Monday, December 1, 2008

Family Car? American vs. Korean: Want vs. Need

This is a conversation that C.J. and I had right after when we got married:
(American = C.J., Korean = Hyuna)

American : Honey, why don't we use our savings to buy a used car? We can trade in my old Lexus.
Korean : Yeah, your car is too old - 140,000 mileages, broken sunroof, false check-engine light. Why not? We have the cash. Do you have any specific type of car in your mind?
American: I was thinking buying a family car.
Korean: A family car? What is that?
American: Oh, in AMERICA, we call a minivan a family car. You know, a car for a family with kids.
Korean: Hmm...

(At CarMax)

American: How about this? Ponda Udyssey?
Korean: Yeah, it looks like it's one of the most popular minivans.
American: How about that one?

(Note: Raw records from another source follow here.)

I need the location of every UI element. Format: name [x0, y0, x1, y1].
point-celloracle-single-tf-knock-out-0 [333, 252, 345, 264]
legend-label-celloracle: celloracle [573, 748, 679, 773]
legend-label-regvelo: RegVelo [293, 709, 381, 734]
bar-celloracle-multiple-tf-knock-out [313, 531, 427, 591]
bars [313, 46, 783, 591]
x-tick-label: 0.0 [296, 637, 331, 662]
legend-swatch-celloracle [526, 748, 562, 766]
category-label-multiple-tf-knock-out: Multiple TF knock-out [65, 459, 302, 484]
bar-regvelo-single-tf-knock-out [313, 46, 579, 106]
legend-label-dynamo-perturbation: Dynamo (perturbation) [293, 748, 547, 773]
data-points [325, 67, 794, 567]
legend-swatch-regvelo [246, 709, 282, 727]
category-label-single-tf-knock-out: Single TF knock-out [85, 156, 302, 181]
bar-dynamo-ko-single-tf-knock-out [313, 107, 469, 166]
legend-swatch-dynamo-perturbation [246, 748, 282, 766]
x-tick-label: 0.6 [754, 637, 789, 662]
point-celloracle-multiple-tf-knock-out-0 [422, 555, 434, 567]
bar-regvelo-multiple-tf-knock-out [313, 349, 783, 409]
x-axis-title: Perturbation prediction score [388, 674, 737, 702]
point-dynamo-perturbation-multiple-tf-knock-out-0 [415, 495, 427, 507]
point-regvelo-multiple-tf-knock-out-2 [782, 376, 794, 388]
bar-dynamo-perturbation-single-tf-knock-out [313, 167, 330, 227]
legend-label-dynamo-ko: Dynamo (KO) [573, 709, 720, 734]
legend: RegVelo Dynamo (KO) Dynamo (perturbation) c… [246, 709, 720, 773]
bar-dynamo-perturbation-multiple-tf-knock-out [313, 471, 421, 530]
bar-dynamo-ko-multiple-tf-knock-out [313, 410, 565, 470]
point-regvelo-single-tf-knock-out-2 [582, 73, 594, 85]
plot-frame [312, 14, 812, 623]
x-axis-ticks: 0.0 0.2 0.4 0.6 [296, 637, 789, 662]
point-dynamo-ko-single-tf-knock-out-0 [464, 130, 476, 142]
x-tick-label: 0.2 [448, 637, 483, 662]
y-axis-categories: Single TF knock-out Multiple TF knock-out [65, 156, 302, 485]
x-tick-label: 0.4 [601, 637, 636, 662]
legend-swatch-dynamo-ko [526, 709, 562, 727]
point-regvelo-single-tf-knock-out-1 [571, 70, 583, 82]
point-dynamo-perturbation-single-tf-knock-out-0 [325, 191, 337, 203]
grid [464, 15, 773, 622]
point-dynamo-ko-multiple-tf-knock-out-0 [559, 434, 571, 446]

That's known to be very safe.
Korean: (thinking................) Honey?
American: Yes.
Korean: In Korea, most families live with a small or mid-size passenger car. When I was growing up in Korea, my family of five people lived with a small passenger car. It was only after I and my brother and sister left home that my parents bought a SUV so that they could travel more.
American: But it's not convenient...with kids, you need a family car, I mean, a minivan.
Korean: Is it a need or a want? It's not like we cannot raise kids without a minivan, is it? It might not be the most convenient or comfortable choice, but I'm sure we can live with a passenger car.
American: Honey, but this is AMERICA!
Korean: And? I don't want us to live to keep up with the Joneses. No! I don't care what people think of us. I would rather have a 6-month emergency savings and drive your old car than use that money to drive a fancy minivan.
American: You are right. Lexus is old but it's still running. And securing a 6-month emergency fund is the priority. Honey, thank you for keeping me real.

Our old junky Lexus is still alive - Thank God! It takes me to and from work, running only about 100 miles a week. With the current economic turmoil and job insecurity, we know we made the right choice.